To open a memorial was a fitting tribute to those who died and a point where survivors and the relatives and friends of the victims could come to remember. Whether the planning, cost, design and timing were to everyone’s satisfaction are irrelevant. The memorial is there now, the most important aspect is that there is a place in New York to honour the innocent victims and to grieve. Equally important is that a memorial is also a symbol of hope, that tragedy is not in vain and that new rises from the ashes of old.
The news media and politicians are quick to claim an event has changed the world for ever and they were not slow to make this claim for 9/11, but the event did not change the world for ever, anymore than terror attacks in Britain, Spain, Israel, or any other place, changed the world for ever.
Bin Laden and his followers used a perversion of Islam to justify their attacks around the world and their hatred of humanity is their only legacy. Like their predecessors, the Assassins, they will never completely die out but the attacks on the US were the high point of their campaign of evil. They may never have the strength to replicate their atrocities on the innocent, but some other group, using nebulous justifications, political or religious, will form and grow to take more innocent lives and leave more people in morning for friends and loved ones who have been cut down in the prime of life suddenly and unexpectedly.
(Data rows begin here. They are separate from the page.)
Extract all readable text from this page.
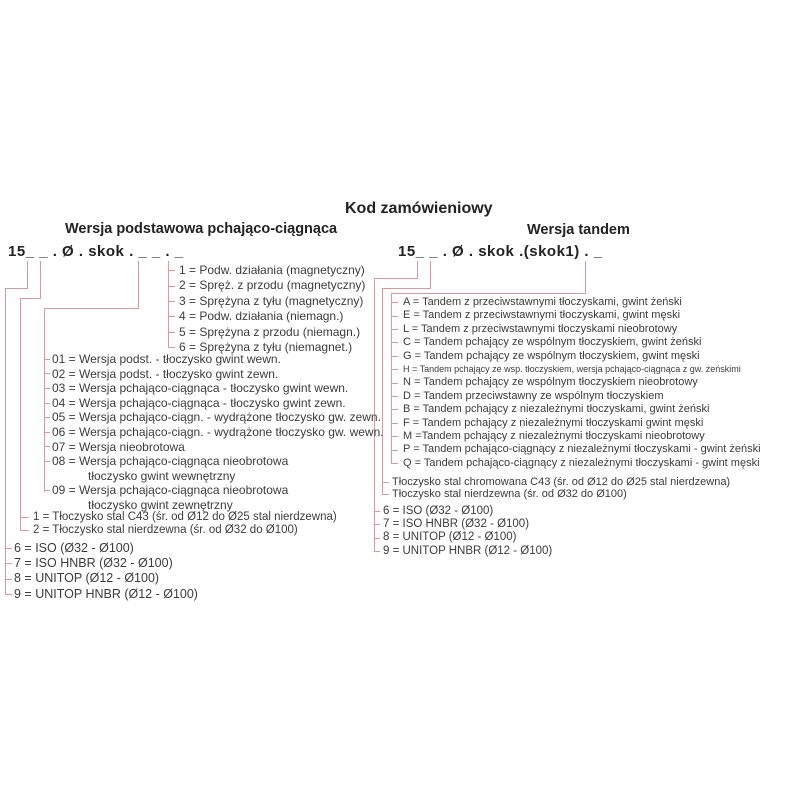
Kod zamówieniowy
Wersja podstawowa pchająco-ciągnąca	Wersja tandem
15_ _ . Ø . skok . _ _ . _	15_ _ . Ø . skok .(skok1) . _
1 = Podw. działania (magnetyczny)
2 = Spręż. z przodu (magnetyczny)
3 = Sprężyna z tyłu (magnetyczny)
4 = Podw. działania (niemagn.)
5 = Sprężyna z przodu (niemagn.)
6 = Sprężyna z tyłu (niemagnet.)
01 = Wersja podst. - tłoczysko gwint wewn.
02 = Wersja podst. - tłoczysko gwint zewn.
03 = Wersja pchająco-ciągnąca - tłoczysko gwint wewn.
04 = Wersja pchająco-ciągnąca - tłoczysko gwint zewn.
05 = Wersja pchająco-ciągn. - wydrążone tłoczysko gw. zewn.
06 = Wersja pchająco-ciągn. - wydrążone tłoczysko gw. wewn.
07 = Wersja nieobrotowa
08 = Wersja pchająco-ciągnąca nieobrotowa
tłoczysko gwint wewnętrzny
09 = Wersja pchająco-ciągnąca nieobrotowa
tłoczysko gwint zewnętrzny
1 = Tłoczysko stal C43 (śr. od Ø12 do Ø25 stal nierdzewna)
2 = Tłoczysko stal nierdzewna (śr. od Ø32 do Ø100)
6 = ISO (Ø32 - Ø100)
7 = ISO HNBR (Ø32 - Ø100)
8 = UNITOP (Ø12 - Ø100)
9 = UNITOP HNBR (Ø12 - Ø100)
A = Tandem z przeciwstawnymi tłoczyskami, gwint żeński
E = Tandem z przeciwstawnymi tłoczyskami, gwint męski
L = Tandem z przeciwstawnymi tłoczyskami nieobrotowy
C = Tandem pchający ze wspólnym tłoczyskiem, gwint żeński
G = Tandem pchający ze wspólnym tłoczyskiem, gwint męski
H = Tandem pchający ze wsp. tłoczyskiem, wersja pchająco-ciągnąca z gw. żeńskimi
N = Tandem pchający ze wspólnym tłoczyskiem nieobrotowy
D = Tandem przeciwstawny ze wspólnym tłoczyskiem
B = Tandem pchający z niezależnymi tłoczyskami, gwint żeński
F = Tandem pchający z niezależnymi tłoczyskami gwint męski
M =Tandem pchający z niezależnymi tłoczyskami nieobrotowy
P = Tandem pchająco-ciągnący z niezależnymi tłoczyskami - gwint żeński
Q = Tandem pchająco-ciągnący z niezależnymi tłoczyskami - gwint męski
Tłoczysko stal chromowana C43 (śr. od Ø12 do Ø25 stal nierdzewna)
Tłoczysko stal nierdzewna (śr. od Ø32 do Ø100)
6 = ISO (Ø32 - Ø100)
7 = ISO HNBR (Ø32 - Ø100)
8 = UNITOP (Ø12 - Ø100)
9 = UNITOP HNBR (Ø12 - Ø100)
Terrible though the attacks may have been for the families and friends of victims, the greater tragedy was not the attacks but the lack of capable world leaders in the form of Churchills and Roosevelts, Pitts and Elizabeth Tudors, Bolivars and Washingtons. The actions of low grade politicians in the US and Britain made a much greater impact on the world. For cheap political gain they took war to other countries, helping recruit for the terrorists. Bush and Blair both cling to discredited justifications. Blair insists that only 100,000 innocent Iraqi citizens were killed in the US-lead invasion of Iraq, others claim 600,000 died, but even 100 would be an outrage. Neither Blair nor Bush seem to have any idea, or even care, how many innocent Afghan civilians have been killed. A US strike on something was perhaps inevitable, although it is difficult to imagine a Washington, Lincoln or Roosevelt lashing out blindly when a careful and measured response could have targeted the guilty with minimum collateral damage.
Happily, these changes are not for ever. Their consequences may live on for years, and more innocents may be slaughtered, but eventually this particular madness will die out.
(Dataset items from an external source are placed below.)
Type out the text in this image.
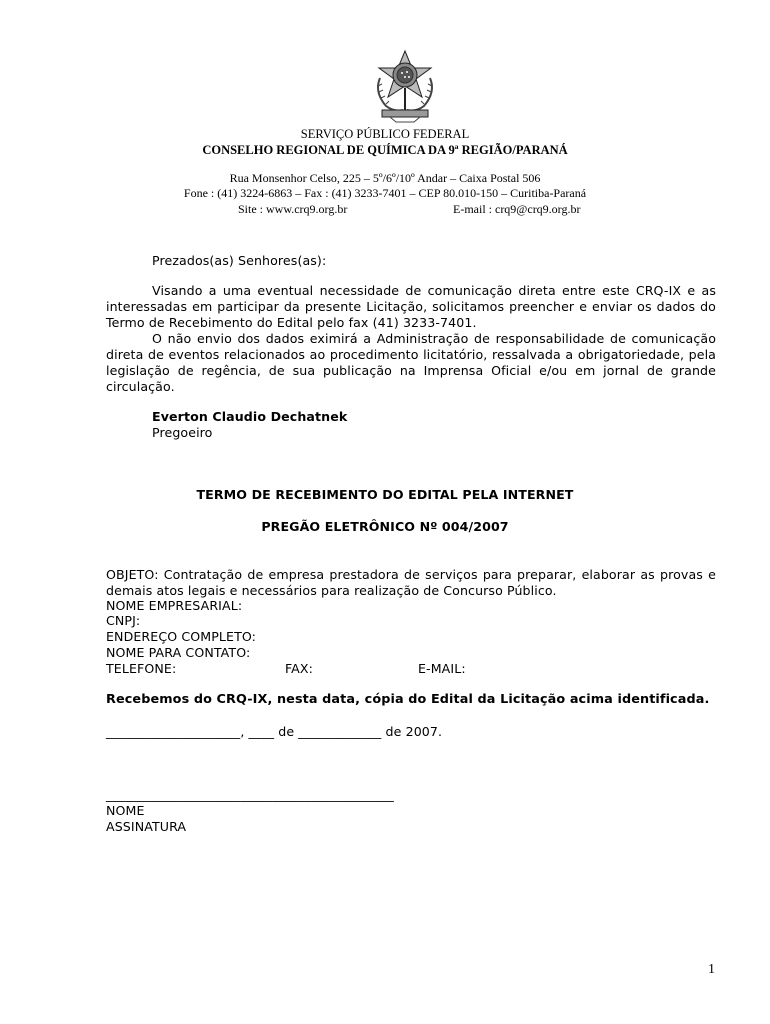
SERVIÇO PÚBLICO FEDERAL
CONSELHO REGIONAL DE QUÍMICA DA 9ª REGIÃO/PARANÁ
Rua Monsenhor Celso, 225 – 5º/6º/10º Andar – Caixa Postal 506
Fone : (41) 3224-6863 – Fax : (41) 3233-7401 – CEP 80.010-150 – Curitiba-Paraná
Site : www.crq9.org.br	E-mail : crq9@crq9.org.br
Prezados(as) Senhores(as):
Visando a uma eventual necessidade de comunicação direta entre este CRQ-IX e as interessadas em participar da presente Licitação, solicitamos preencher e enviar os dados do Termo de Recebimento do Edital pelo fax (41) 3233-7401.
O não envio dos dados eximirá a Administração de responsabilidade de comunicação direta de eventos relacionados ao procedimento licitatório, ressalvada a obrigatoriedade, pela legislação de regência, de sua publicação na Imprensa Oficial e/ou em jornal de grande circulação.
Everton Claudio Dechatnek
Pregoeiro
TERMO DE RECEBIMENTO DO EDITAL PELA INTERNET
PREGÃO ELETRÔNICO Nº 004/2007
OBJETO: Contratação de empresa prestadora de serviços para preparar, elaborar as provas e demais atos legais e necessários para realização de Concurso Público.
NOME EMPRESARIAL:
CNPJ:
ENDEREÇO COMPLETO:
NOME PARA CONTATO:
TELEFONE:	FAX:	E-MAIL:
Recebemos do CRQ-IX, nesta data, cópia do Edital da Licitação acima identificada.
_____________________, ____ de _____________ de 2007.
_____________________________________________
NOME
ASSINATURA
1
Unhappily, people will forget, new tyrants will emerge, more haters of humanity will emerge. More outrages will be committed in the name of a religion, even where this is a total perversion of a faith.
The real lessons from 9/11, Northern Ireland, anarchists, crusades, World War Two and all of the horrors that have marred humanity, are that we all face a multitude of potential risks as individuals, families and nations. We have to be constantly aware, to look and to listen. 9/11 was possible because some intelligence services failed to monitor the range of potential threats and those that did identify new Middle Eastern threats were ignored by politicians who were more interested in their narrow political ambitions.
There is a legacy of fear and over reaction that has achieved what terrorists always try to create in the hope of destabilizing democratic government. Civil liberty in many countries has been attacked in the name of national defence and the War on Terrorism. The memory of the 9/11 victims can be best served by voters standing up for democracy and rejecting politicians who seek to profit from tragedy.